By magnetic resonance imaging (MRI) measurements of gastric volumes, OrBiTo researchers at Greifswald University discovered that taking oral medicine with food, as commonly recommended, results in a slower rate of drug absorption since it follows the average six-hour long food route to the intestines. More importantly, since water empties from the stomach more rapidly than food, future medicines could be designed to follow the water, and this will result in faster drug absorption.
- 15 new or refined in vitro predictive tools;
- significant standardisation and validation of in vitro predictive tools;
- decision tools and best practice guidance for the rational use of this array of predictive methods;
- ring studies with EFPIA partners to determine the inter-laboratory reproducibility of biorelevant dissolution testing;
- a new database format for the storage of biopharmaceutics and in vivo data populated with historical data from EFPIA;
- about 170 papers published in leading international pharmaceutics journals;
- more than 60 examples of the implementation of OrBiTo tools, methods and best practice guides at industrial partners.
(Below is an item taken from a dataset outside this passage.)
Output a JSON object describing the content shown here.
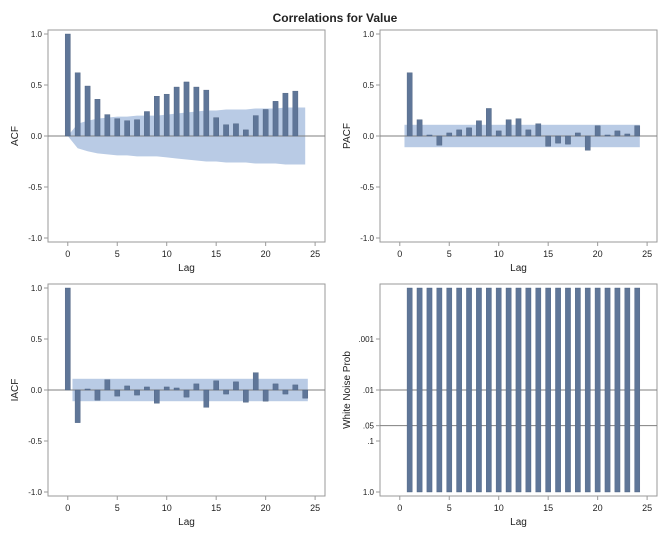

By taking a new approach to investigating and validating novel and existing biopharmaceutics tools, and by using active pharmaceutical ingredients, formulations and supporting data from industry partners, OrBiTo scientists were able to capture the full complexity of the GI drug absorption process. They focused on an improved insight into GI physiology and drug absorption, the development of physicochemical and in vitro tools, and the integration of all data through the application of in silico models of drug absorption.
OrBiTo results will contribute to:
- reducing the time and money needed for drug development (a clinical absorption study takes at least six months and a failed late-stage study could lead to delayed drug launch);
- lower manufacturing costs through in vivo relevant quality tests, and
- the development of better products for patients with improved efficacy/safety properties through improved product designs.
The OrBiTo project brought together more than 150 scientists from 13 industrial and 14 academic, regulatory and technology partners, each contributing with unique expertise and best practice. That provided the opportunity for developing novel and, at the same time, practically useful solutions. The results of the project influenced similar ones outside the EU, such as Cobito, a similar type of consortium started in Japan. The OrBiTo database will be maintained and enriched by a new consortium formed of past members of OrBiTo, and with funding primarily from EFPIA. In addition, two more EU initiatives in the oral biopharmaceutics area – PEARLL and UNGAP, both with the participation of industry and academia, are to follow OrBiTo.